Nancy0708 More than 1 year ago
For four months Captain Daniel Sullivan has been receiving notes from a murderer taunting him with the murders. Then when his wife Molly is hurt in an accident he believes that perhaps she is the next intended victim. The clock is ticking and Daniel needs to solve these murders to save his job and keep his family safe. Then an injured Molly starts her own investigation . Set in 1905 New York City this is the 14th Molly Murphy Mystery and as all the others it is a great historical mystery.

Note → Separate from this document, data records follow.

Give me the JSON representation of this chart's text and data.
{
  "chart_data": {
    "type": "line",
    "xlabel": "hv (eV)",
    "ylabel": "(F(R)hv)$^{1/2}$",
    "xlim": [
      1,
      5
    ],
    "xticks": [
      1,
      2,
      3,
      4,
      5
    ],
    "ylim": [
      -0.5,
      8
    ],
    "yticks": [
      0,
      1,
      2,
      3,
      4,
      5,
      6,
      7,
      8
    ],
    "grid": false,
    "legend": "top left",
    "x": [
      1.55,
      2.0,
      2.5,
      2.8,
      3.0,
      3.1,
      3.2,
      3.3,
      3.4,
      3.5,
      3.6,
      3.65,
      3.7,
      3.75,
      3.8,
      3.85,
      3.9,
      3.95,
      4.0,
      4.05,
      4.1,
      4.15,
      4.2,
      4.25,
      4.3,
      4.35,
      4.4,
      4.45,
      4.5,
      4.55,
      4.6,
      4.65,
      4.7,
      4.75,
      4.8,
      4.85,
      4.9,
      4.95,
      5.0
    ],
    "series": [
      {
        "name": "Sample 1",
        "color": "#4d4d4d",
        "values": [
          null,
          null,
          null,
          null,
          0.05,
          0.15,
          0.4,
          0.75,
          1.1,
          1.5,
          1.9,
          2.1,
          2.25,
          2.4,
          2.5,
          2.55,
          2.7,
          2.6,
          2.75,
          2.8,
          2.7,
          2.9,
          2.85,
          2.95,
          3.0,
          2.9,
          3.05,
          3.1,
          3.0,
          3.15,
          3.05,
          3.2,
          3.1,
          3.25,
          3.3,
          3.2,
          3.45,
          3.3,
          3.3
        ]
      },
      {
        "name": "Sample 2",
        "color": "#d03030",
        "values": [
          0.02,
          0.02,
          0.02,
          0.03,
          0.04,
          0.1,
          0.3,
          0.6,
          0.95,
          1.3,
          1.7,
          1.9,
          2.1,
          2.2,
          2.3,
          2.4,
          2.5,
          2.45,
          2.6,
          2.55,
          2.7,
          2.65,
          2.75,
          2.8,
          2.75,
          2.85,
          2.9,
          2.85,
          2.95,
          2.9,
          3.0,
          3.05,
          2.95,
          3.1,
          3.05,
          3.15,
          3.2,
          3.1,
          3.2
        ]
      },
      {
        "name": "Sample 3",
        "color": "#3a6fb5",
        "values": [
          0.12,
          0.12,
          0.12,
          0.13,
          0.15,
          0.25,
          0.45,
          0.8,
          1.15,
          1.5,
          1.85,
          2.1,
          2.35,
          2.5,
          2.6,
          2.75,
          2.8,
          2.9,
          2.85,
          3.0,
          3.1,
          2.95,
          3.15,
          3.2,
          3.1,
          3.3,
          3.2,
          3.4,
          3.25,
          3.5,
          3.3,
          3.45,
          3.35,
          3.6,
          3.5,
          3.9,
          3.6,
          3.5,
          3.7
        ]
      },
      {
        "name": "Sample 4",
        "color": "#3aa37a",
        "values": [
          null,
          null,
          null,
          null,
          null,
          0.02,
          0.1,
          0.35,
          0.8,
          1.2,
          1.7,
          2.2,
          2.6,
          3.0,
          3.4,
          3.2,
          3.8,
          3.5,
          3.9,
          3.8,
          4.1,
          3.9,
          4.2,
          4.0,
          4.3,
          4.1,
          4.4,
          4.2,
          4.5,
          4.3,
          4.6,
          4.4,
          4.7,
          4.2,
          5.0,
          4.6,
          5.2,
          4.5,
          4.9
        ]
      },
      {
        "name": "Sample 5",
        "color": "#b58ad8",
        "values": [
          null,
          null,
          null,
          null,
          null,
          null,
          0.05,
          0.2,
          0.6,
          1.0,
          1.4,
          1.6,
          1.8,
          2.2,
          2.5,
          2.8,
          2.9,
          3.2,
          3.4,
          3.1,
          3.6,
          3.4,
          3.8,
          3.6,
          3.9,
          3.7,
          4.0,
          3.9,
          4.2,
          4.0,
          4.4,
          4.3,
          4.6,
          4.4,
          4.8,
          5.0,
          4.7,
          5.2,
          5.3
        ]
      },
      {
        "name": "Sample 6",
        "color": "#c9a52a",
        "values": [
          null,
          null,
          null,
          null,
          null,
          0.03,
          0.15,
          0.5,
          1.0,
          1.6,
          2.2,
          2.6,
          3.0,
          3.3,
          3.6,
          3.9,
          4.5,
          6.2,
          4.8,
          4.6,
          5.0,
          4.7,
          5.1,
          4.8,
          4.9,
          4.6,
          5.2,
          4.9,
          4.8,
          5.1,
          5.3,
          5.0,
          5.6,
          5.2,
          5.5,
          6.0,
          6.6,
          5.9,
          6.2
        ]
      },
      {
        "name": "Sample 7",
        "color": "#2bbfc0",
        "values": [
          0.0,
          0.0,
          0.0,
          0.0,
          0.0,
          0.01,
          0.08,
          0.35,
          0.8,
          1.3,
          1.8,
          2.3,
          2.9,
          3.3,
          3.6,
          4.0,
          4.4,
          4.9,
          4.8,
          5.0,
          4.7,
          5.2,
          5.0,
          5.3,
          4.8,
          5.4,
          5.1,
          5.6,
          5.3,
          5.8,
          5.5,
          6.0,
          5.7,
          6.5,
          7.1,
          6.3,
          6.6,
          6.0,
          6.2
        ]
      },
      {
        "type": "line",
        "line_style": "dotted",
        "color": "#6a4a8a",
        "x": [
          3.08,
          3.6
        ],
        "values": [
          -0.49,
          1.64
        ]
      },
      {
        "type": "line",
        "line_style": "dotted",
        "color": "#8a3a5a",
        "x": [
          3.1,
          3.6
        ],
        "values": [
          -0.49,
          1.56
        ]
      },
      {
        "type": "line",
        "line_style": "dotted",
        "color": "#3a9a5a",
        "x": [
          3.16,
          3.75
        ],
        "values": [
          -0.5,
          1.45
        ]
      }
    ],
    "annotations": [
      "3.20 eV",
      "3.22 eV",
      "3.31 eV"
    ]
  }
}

Anonymous More than 1 year ago
Carstairs38 More than 1 year ago
Could a Girl’s Dreams Hold a Clue?   Life is coming back together for Molly.  Her husband Daniel has been working hard on rebuilding their home which was burned in a fire in the spring.  They are almost ready to move back in, and Molly is heading there one day with their son Liam when the elevated train they are riding on has an accident and derails.  Worse yet, Daniel thinks it ties in to a case he’s been working on stretching back months.  This case involves a series of unrelated murders, and he fears that Molly might have been the target of what the killer is claiming wasn’t really an accident.   Meanwhile, Molly’s friends and neighbors Sid and Gus have returned from Vienna where Gus was studying with Dr. Freud and learning his radical new interpretation of dreams.  As a result, Gus is asked to help with a young girl who survived a fire that destroyed her family’s home and killed her parents.  Naturally, Gus asks Molly to get involved as well.  Can Gus figure out what the girl’s dreams mean?  Can Molly help Daniel on his case behind the scenes while also helping Gus with this girl?   Once again, we are transported back to 1905 New York City in full detail.  I always feel like I am walking down the street with Molly, and I love it.  But the details only add to another interesting story, never getting in the way of it.  The plot is engrossing from the beginning, and I couldn’t read fast enough to see how Molly would solve everything.  I truly love spending time with these characters and it was wonderful to see them again.  The new characters are just as interesting and help carry the story.   If you are looking for a great historical mystery, this series is for you.  It’s a very entertaining time machine to another time and place.   NOTE: I was sent an ARC of the book in exchange for my honest review.